The finding needs to be confirmed in a larger study, but emergency doctors "will probably grab on it," said Dr. Larry Goldstein, director of Duke University Medical Center's stroke center.

The Australian government's health agency paid for the study and will fund one with 2,500 patients starting later this year.

Mixed news on blood clots

Also at the conference, doctors got mixed news from tests of two treatments for the more common type of stroke — caused by a clot in a blood vessel supplying the brain.

One of the biggest challenges is finding something to help the vast majority of patients who seek help beyond the three-hour window when the clot-busting drug TPA is known to be effective.

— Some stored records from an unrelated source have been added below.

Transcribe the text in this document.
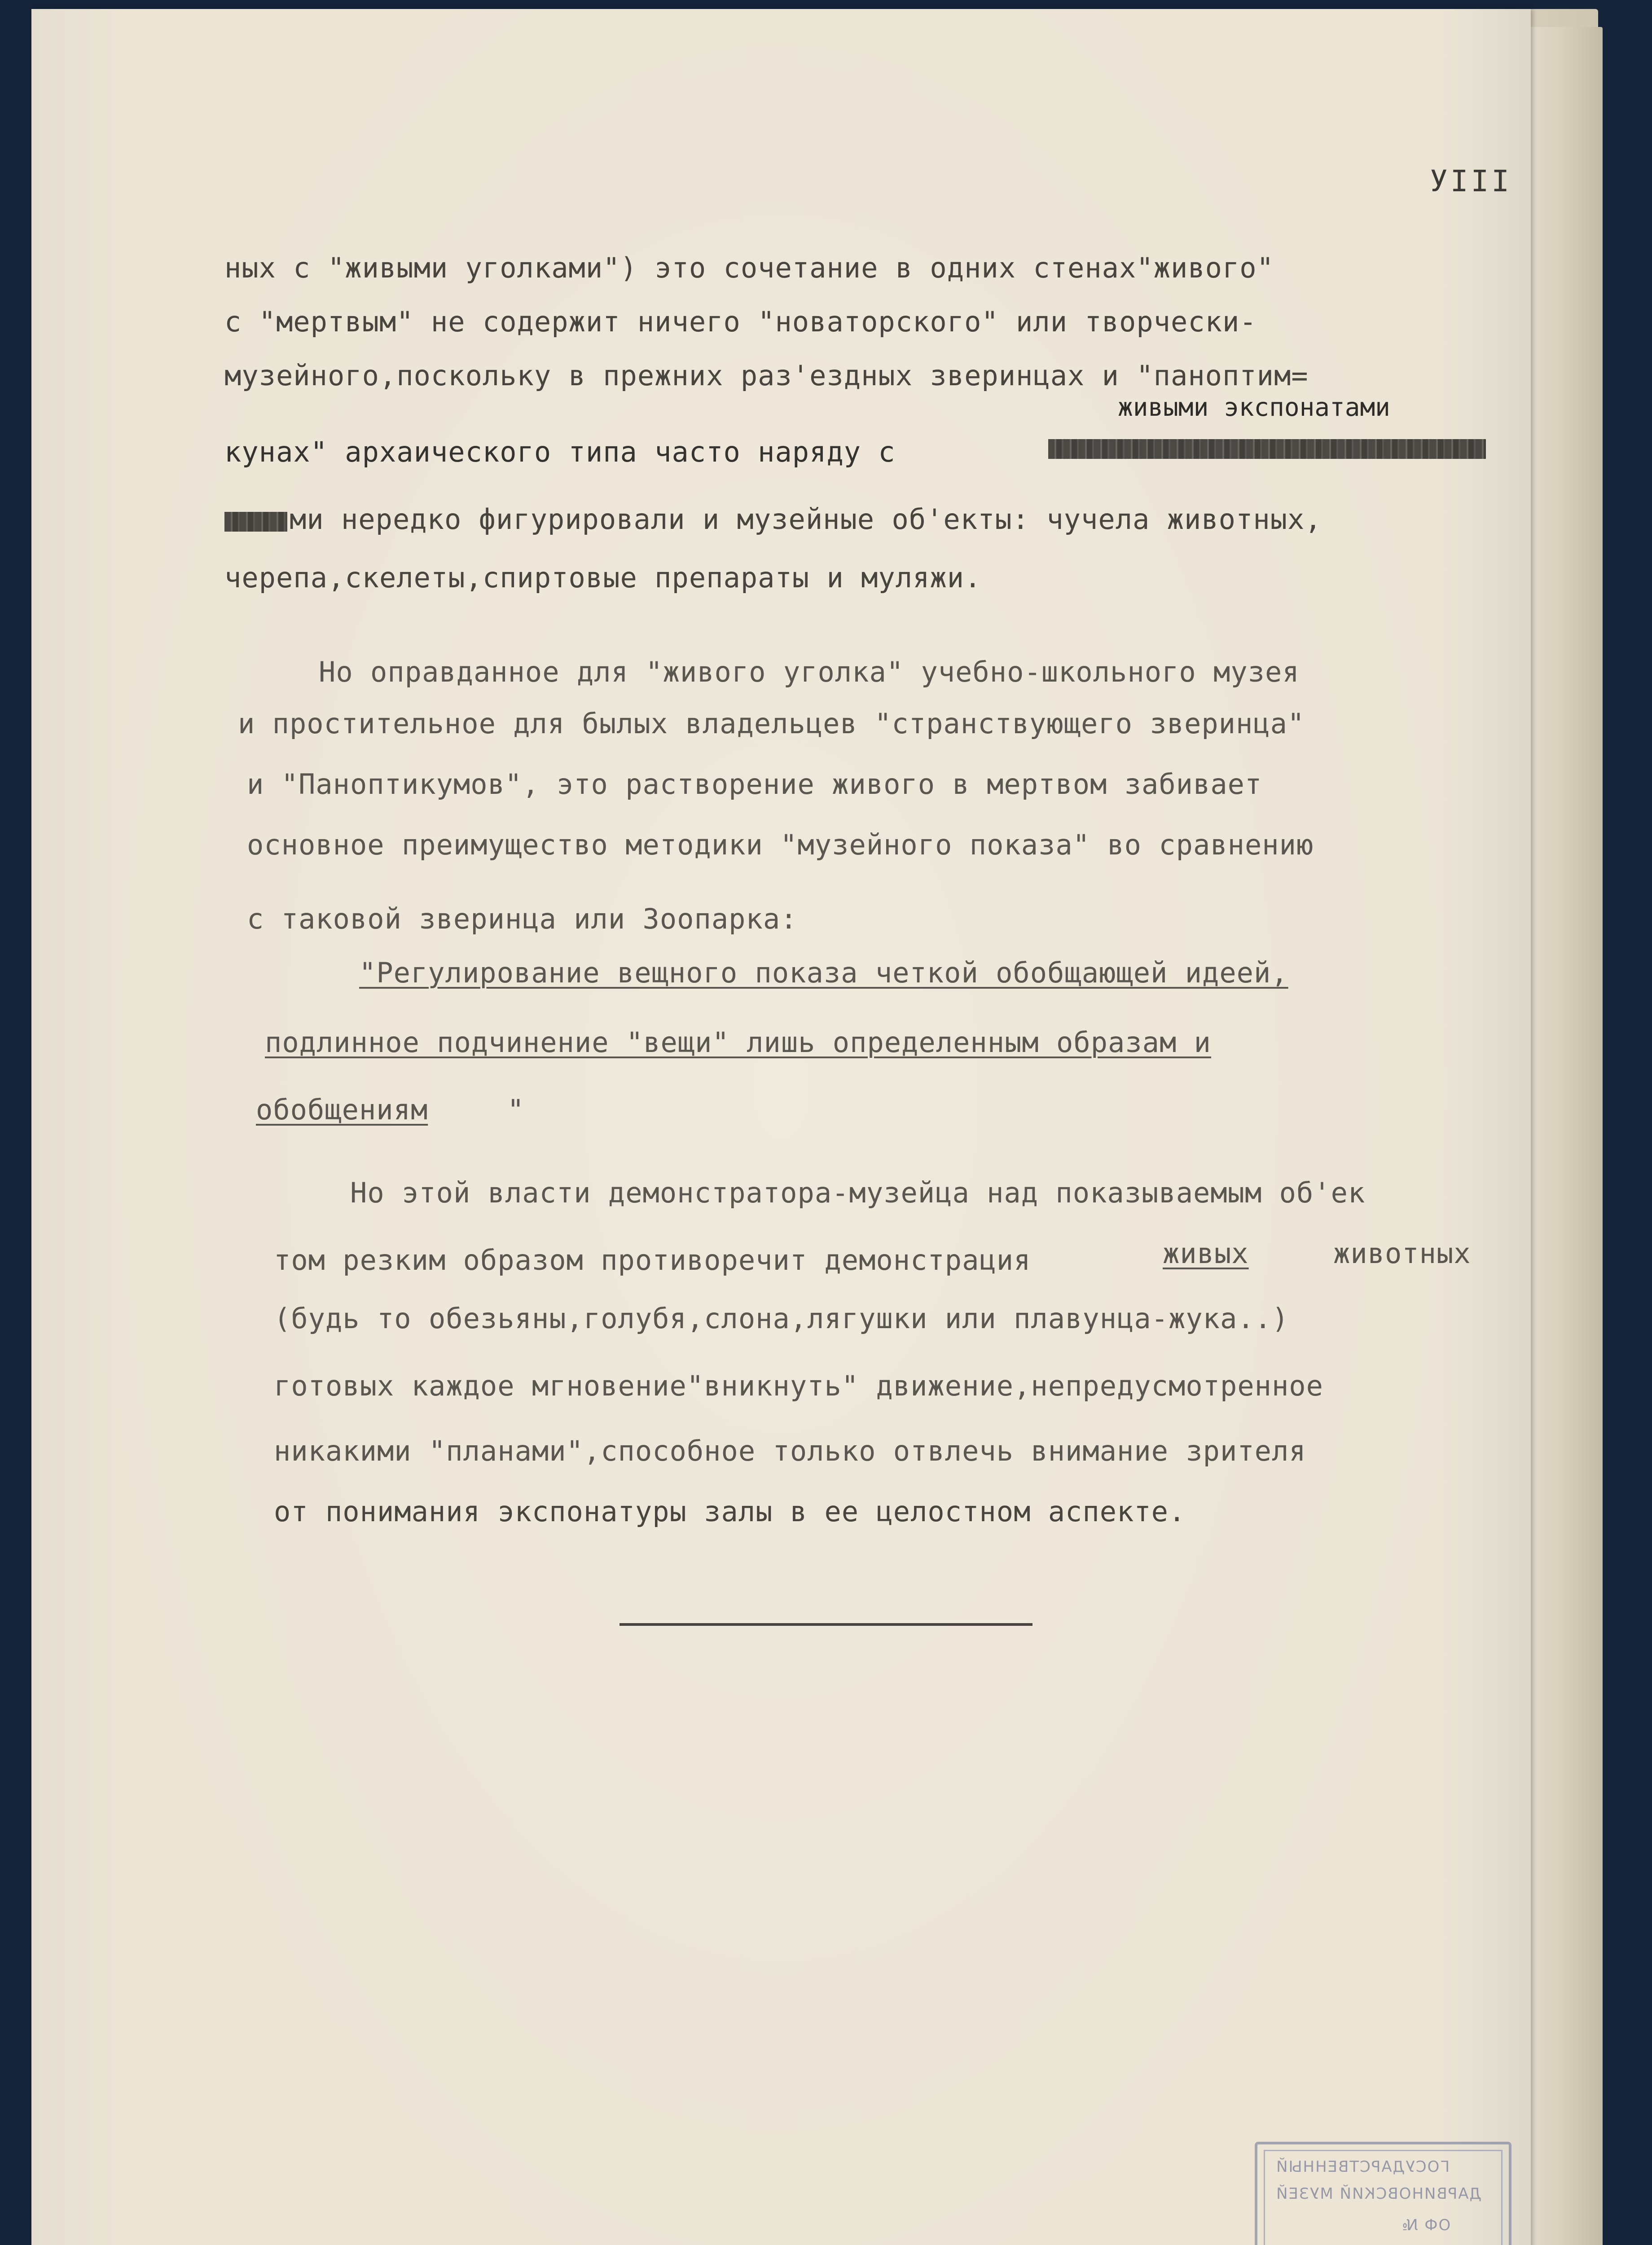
УIII
ных с "живыми уголками") это сочетание в одних стенах"живого"
с "мертвым" не содержит ничего "новаторского" или творчески-
музейного,поскольку в прежних раз'ездных зверинцах и "паноптим=
живыми экспонатами
кунах" архаического типа часто наряду с
ми нередко фигурировали и музейные об'екты: чучела животных,
черепа,скелеты,спиртовые препараты и муляжи.
Но оправданное для "живого уголка" учебно-школьного музея
и простительное для былых владельцев "странствующего зверинца"
и "Паноптикумов", это растворение живого в мертвом забивает
основное преимущество методики "музейного показа" во сравнению
с таковой зверинца или Зоопарка:
"Регулирование вещного показа четкой обобщающей идеей,
подлинное подчинение "вещи" лишь определенным образам и
обобщениям	"
Но этой власти демонстратора-музейца над показываемым об'ек
том резким образом противоречит демонстрация	живых	животных
(будь то обезьяны,голубя,слона,лягушки или плавунца-жука..)
готовых каждое мгновение"вникнуть" движение,непредусмотренное
никакими "планами",способное только отвлечь внимание зрителя
от понимания экспонатуры залы в ее целостном аспекте.
ГОСУДАРСТВЕННЫЙ
ДАРВИНОВСКИЙ МУЗЕЙ
ОФ №
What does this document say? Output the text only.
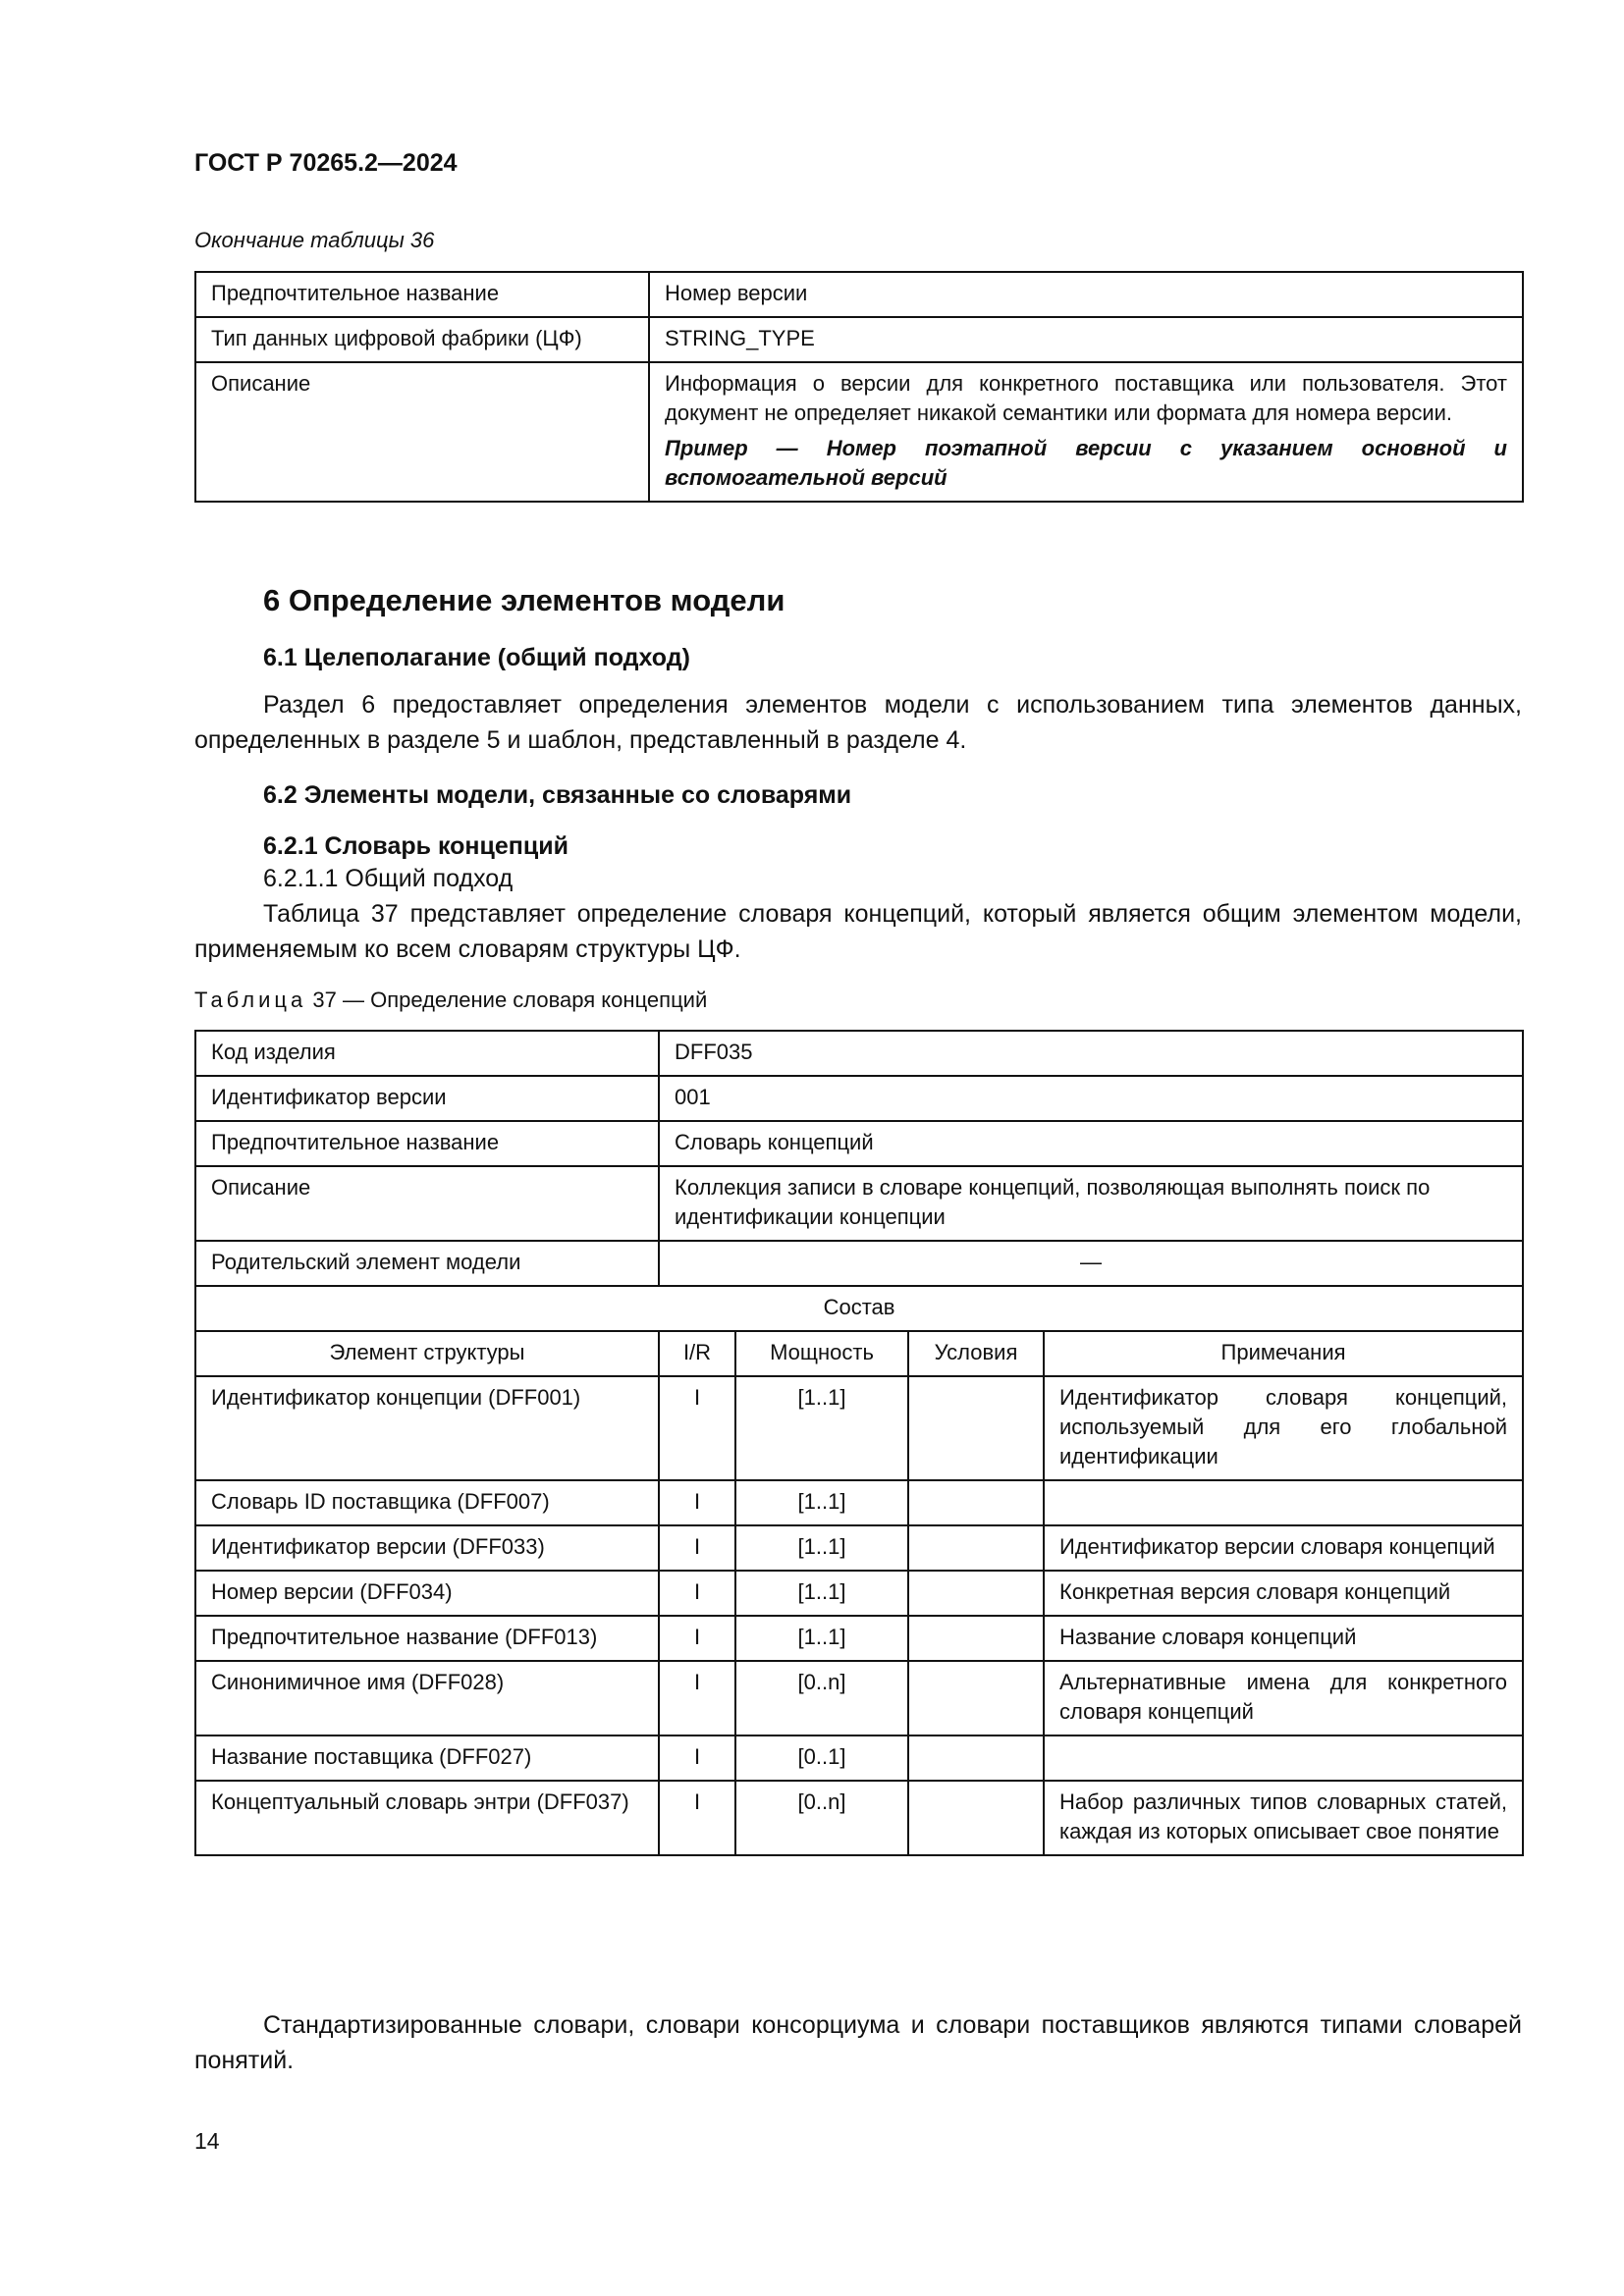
ГОСТ Р 70265.2—2024
Окончание таблицы 36
Предпочтительное название	Номер версии
Тип данных цифровой фабрики (ЦФ)	STRING_TYPE
Описание	Информация о версии для конкретного поставщика или пользователя. Этот документ не определяет никакой семантики или формата для номера версии.
Пример — Номер поэтапной версии с указанием основной и вспомогательной версий
6 Определение элементов модели
6.1 Целеполагание (общий подход)
Раздел 6 предоставляет определения элементов модели с использованием типа элементов данных, определенных в разделе 5 и шаблон, представленный в разделе 4.
6.2 Элементы модели, связанные со словарями
6.2.1 Словарь концепций
6.2.1.1 Общий подход
Таблица 37 представляет определение словаря концепций, который является общим элементом модели, применяемым ко всем словарям структуры ЦФ.
Таблица 37 — Определение словаря концепций
Код изделия	DFF035			
Идентификатор версии	001			
Предпочтительное название	Словарь концепций			
Описание	Коллекция записи в словаре концепций, позволяющая выполнять поиск по идентификации концепции			
Родительский элемент модели	—			
Состав				
Элемент структуры	I/R	Мощность	Условия	Примечания
Идентификатор концепции (DFF001)	I	[1..1]		Идентификатор словаря концепций, используемый для его глобальной идентификации
Словарь ID поставщика (DFF007)	I	[1..1]		
Идентификатор версии (DFF033)	I	[1..1]		Идентификатор версии словаря концепций
Номер версии (DFF034)	I	[1..1]		Конкретная версия словаря концепций
Предпочтительное название (DFF013)	I	[1..1]		Название словаря концепций
Синонимичное имя (DFF028)	I	[0..n]		Альтернативные имена для конкретного словаря концепций
Название поставщика (DFF027)	I	[0..1]		
Концептуальный словарь энтри (DFF037)	I	[0..n]		Набор различных типов словарных статей, каждая из которых описывает свое понятие
Стандартизированные словари, словари консорциума и словари поставщиков являются типами словарей понятий.
14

Some late-arrivers still have areas of brain tissue that are threatened but might be saved. Researchers in Australia, Belgium, New Zealand and Scotland used imaging tests to identify 101 such patients and gave roughly half of them TPA about five hours after symptoms started.

The main goal — reducing the area of the brain left damaged — was not met. But there were signs that the treatment helped restore the air and blood supply, which should translate to better outcomes for patients when tested in a larger study, research leaders said.

"The trends are going in the right direction; they just haven't proved it," Goldstein said.

A larger study testing TPA beyond three hours is to report results later this year.

TPA is marketed in North America by Genentech as Activase, and by Boehringer Ingelheim in other countries as Actilyse.

A different treatment for people too late for TPA — a mini-vacuum device to suck out clots — opened blood vessels in 82 percent of the 125 patients given the treatment, other doctors reported.

However, 11 percent developed major bleeding in the brain, and another 17 percent had lesser bleeding. In two cases, doctors punctured the blood vessel while trying to suction out the clot. In a third case, another brain bleed developed in a different area.

With TPA, about 6 percent of patients develop bleeding in the brain, and half of those patients die, Gorelick said.

About one-third of patients in the study died — an acceptable result considering how serious these strokes are, he said. Only 42 percent of those whose vessels were reopened had substantial improvement a month later — "and that's the issue," rather than how often the clot can be pulled out, he said.

The device, made by California-based Penumbra Inc., was approved in December by the federal Food and Drug Administration, which requires less proof of effectiveness for devices than for novel drugs, Gorelick and Goldstein said.

The study had no comparison group and was sponsored by the company, they noted. The doctor who presented results — neurosurgeon Cameron McDougall of Barrow Neurological Institute in Phoenix — said he had no control over its design.